Frustration comes and goes, and it’s a completely natural feeling when you stay in a new country for an extended period. Homesickness starts to kick in and you start dreaming about the day you can go back home where everything feels comfortable. I started to miss campus life in Denmark, commuting every morning, doing grocery shopping – in China we did not have a kitchen so we relied on the canteen every day.
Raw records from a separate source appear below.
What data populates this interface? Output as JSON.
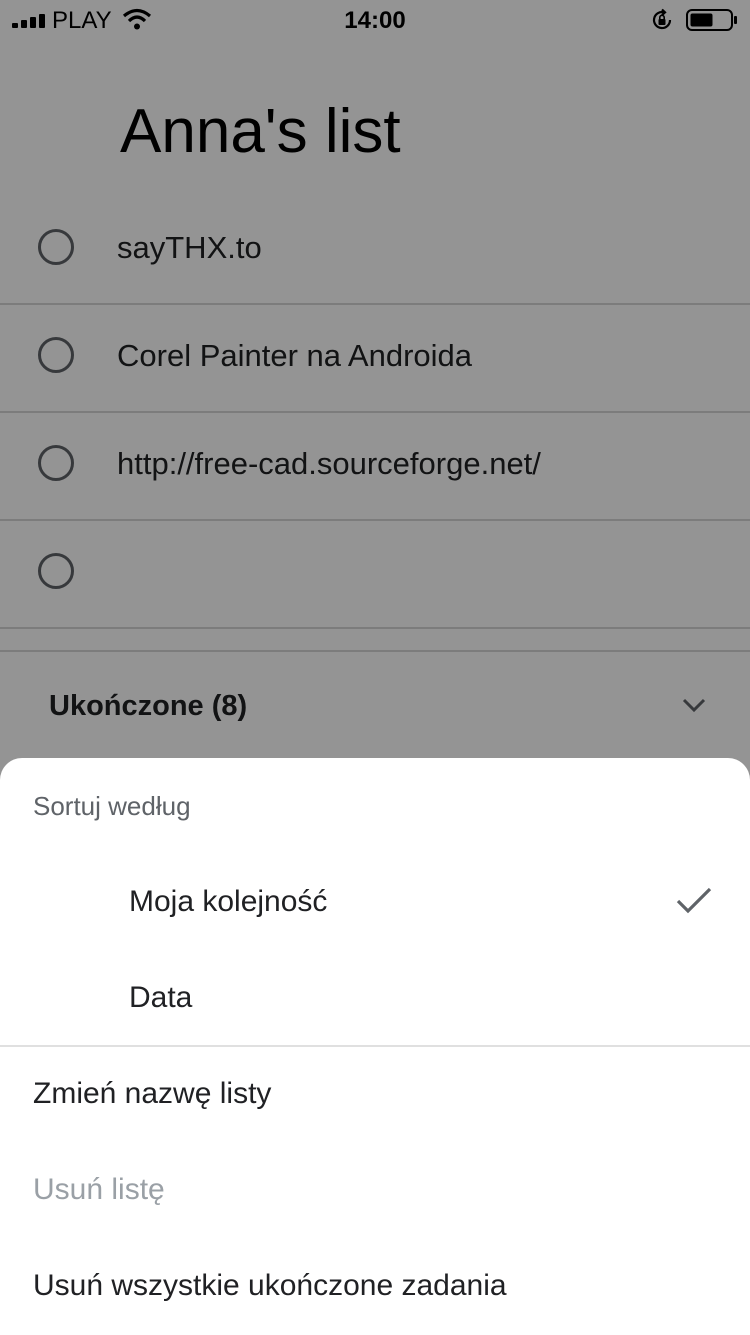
{
  "status_bar": {
    "carrier": "PLAY",
    "time": "14:00"
  },
  "list": {
    "title": "Anna's list",
    "tasks": [
      {
        "text": "sayTHX.to"
      },
      {
        "text": "Corel Painter na Androida"
      },
      {
        "text": "http://free-cad.sourceforge.net/"
      },
      {
        "text": ""
      }
    ],
    "completed_label": "Ukończone (8)"
  },
  "sheet": {
    "sort_heading": "Sortuj według",
    "sort_options": [
      {
        "label": "Moja kolejność",
        "selected": true
      },
      {
        "label": "Data",
        "selected": false
      }
    ],
    "actions": [
      {
        "label": "Zmień nazwę listy",
        "enabled": true
      },
      {
        "label": "Usuń listę",
        "enabled": false
      },
      {
        "label": "Usuń wszystkie ukończone zadania",
        "enabled": true
      }
    ]
  },
  "icons": {
    "signal": "signal-bars-icon",
    "wifi": "wifi-icon",
    "rotation_lock": "rotation-lock-icon",
    "battery": "battery-icon",
    "task_checkbox": "circle-checkbox-icon",
    "expand": "chevron-down-icon",
    "selected": "checkmark-icon"
  },
  "colors": {
    "scrim": "#000000",
    "scrim_opacity": 0.42,
    "primary_text": "#202124",
    "secondary_text": "#5f6368",
    "disabled_text": "#9aa0a6"
  }
}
I even missed studying at Nexus!

The Adjustment Stage

Once you start accepting these differences and learn how to react to inconveniences that might arise, you start feeling familiar and comfortable with the new culture – now you even integrate some aspects of the culture as your own.

Suddenly life is easy.

You know how to order food, you have new local friends, you open WeChat before you open Facebook and you start recognizing Chinese characters in street signs. You start accepting that there’s more than one right way of working, and most importantly, you start learning from each other. We voluntarily formed a mixed culture group for our first exam – and we got a 12!

The Acceptance Stage

After weeks or months of wrestling with the emotional stages – we get to our final stage. Acceptance – which doesn’t mean that everything is suddenly completely understood. Rather, you accept that you don’t have to understand everything in order to function and thrive in the new culture. You feel at ease, maybe even at home. And when this stage is reached, going back can produce a reverse culture shock, so be careful!
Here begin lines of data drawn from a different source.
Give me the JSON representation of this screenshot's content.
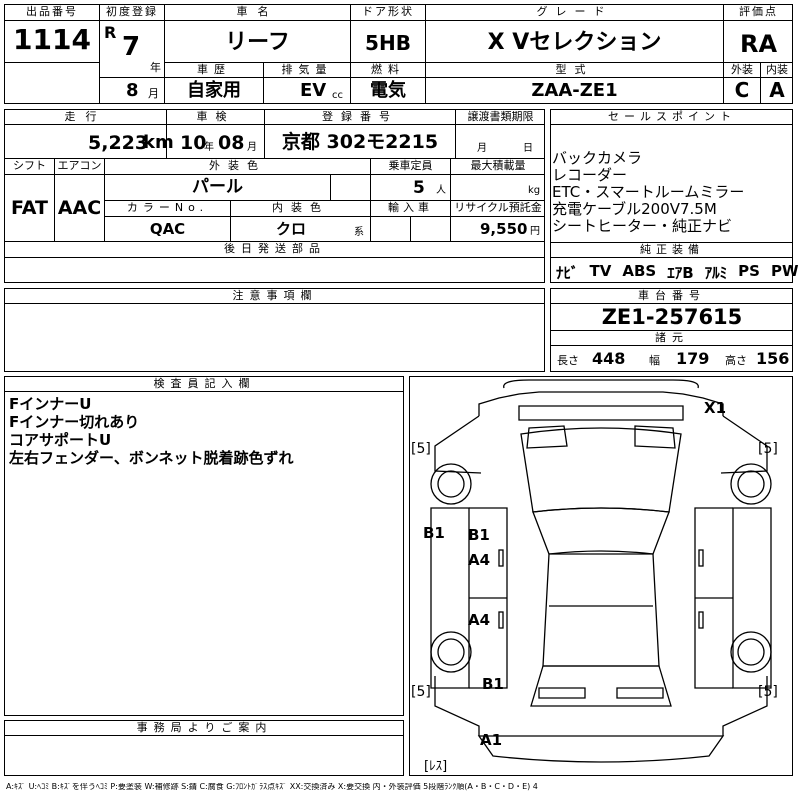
{
  "header": {
    "lot_label": "出品番号",
    "lot_no": "1114",
    "first_reg_label": "初度登録",
    "era": "R",
    "year": "7",
    "year_unit": "年",
    "month": "8",
    "month_unit": "月",
    "name_label": "車名",
    "car_name": "リーフ",
    "door_label": "ドア形状",
    "door": "5HB",
    "grade_label": "グレード",
    "grade": "X Vセレクション",
    "score_label": "評価点",
    "score": "RA",
    "history_label": "車歴",
    "history": "自家用",
    "displacement_label": "排気量",
    "displacement": "EV",
    "displacement_unit": "cc",
    "fuel_label": "燃料",
    "fuel": "電気",
    "model_label": "型式",
    "model": "ZAA-ZE1",
    "exterior_label": "外装",
    "exterior": "C",
    "interior_label": "内装",
    "interior": "A"
  },
  "info": {
    "mileage_label": "走行",
    "mileage": "5,223",
    "mileage_unit": "km",
    "inspection_label": "車検",
    "insp_year": "10",
    "insp_year_unit": "年",
    "insp_month": "08",
    "insp_month_unit": "月",
    "reg_label": "登録番号",
    "reg_no": "京都 302モ2215",
    "transfer_label": "譲渡書類期限",
    "transfer_month": "月",
    "transfer_day": "日",
    "shift_label": "シフト",
    "shift": "FAT",
    "ac_label": "エアコン",
    "ac": "AAC",
    "color_label": "外装色",
    "color": "パール",
    "capacity_label": "乗車定員",
    "capacity": "5",
    "capacity_unit": "人",
    "load_label": "最大積載量",
    "load_unit": "kg",
    "color_no_label": "カラーNo.",
    "color_no": "QAC",
    "int_color_label": "内装色",
    "int_color": "クロ",
    "int_color_unit": "系",
    "import_label": "輸入車",
    "recycle_label": "リサイクル預託金",
    "recycle": "9,550",
    "recycle_unit": "円",
    "later_parts_label": "後日発送部品"
  },
  "sales": {
    "label": "セールスポイント",
    "points": [
      "バックカメラ",
      "レコーダー",
      "ETC・スマートルームミラー",
      "充電ケーブル200V7.5M",
      "シートヒーター・純正ナビ"
    ],
    "equip_label": "純正装備",
    "equip": [
      "ﾅﾋﾞ",
      "TV",
      "ABS",
      "ｴｱB",
      "ｱﾙﾐ",
      "PS",
      "PW"
    ]
  },
  "chassis": {
    "label": "車台番号",
    "number": "ZE1-257615",
    "spec_label": "諸元",
    "length_label": "長さ",
    "length": "448",
    "width_label": "幅",
    "width": "179",
    "height_label": "高さ",
    "height": "156"
  },
  "caution": {
    "label": "注意事項欄"
  },
  "inspector": {
    "label": "検査員記入欄",
    "notes": [
      "FインナーU",
      "Fインナー切れあり",
      "コアサポートU",
      "左右フェンダー、ボンネット脱着跡色ずれ"
    ]
  },
  "office": {
    "label": "事務局よりご案内"
  },
  "diagram": {
    "x1": "X1",
    "tire_fl": "[5]",
    "tire_fr": "[5]",
    "tire_rl": "[5]",
    "tire_rr": "[5]",
    "b1_side": "B1",
    "b1_fender": "B1",
    "a4_front_door": "A4",
    "a4_rear_door": "A4",
    "b1_rear": "B1",
    "a1_rear": "A1",
    "spare": "[ﾚｽ]"
  },
  "legend": {
    "text": "A:ｷｽﾞ U:ﾍｺﾐ B:ｷｽﾞを伴うﾍｺﾐ P:要塗装 W:補修跡 S:錆 C:腐食 G:ﾌﾛﾝﾄｶﾞﾗｽ点ｷｽﾞ XX:交換済み X:要交換 内・外装評価 5段階ﾗﾝｸ順(A・B・C・D・E) 4"
  }
}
The International Conference center in campus. (Photo by Luisa Gonzalez Boa)

There’s no magic recipe for going from honeymoon to acceptance. Moving to a new country is very hard. And the further away it is, the harder it becomes. Adapting to Denmark was just a matter of time. Probably my biggest cultural shock in Denmark was how people can be really cold at first – but once you get to know them everything changes. But living in China was an adventure, a big one. And after many ups and downs, I am thankful for the experience, the people I met on the way and how much I learnt.

Now I recently moved to Thailand two weeks ago, and I can’t wait to see what awaits me in this country, which I will call home for the next six months.

Here’s some advice – and while it’s very easy to say, it’s not so easy to do. Stop comparing everything to your home country. It doesn’t work that way. Try to find similarities, what unites your culture and the new one. Ah! And don’t give up.

After all, I am not telling you it is going to be easy, I am telling you it is going to be worth it!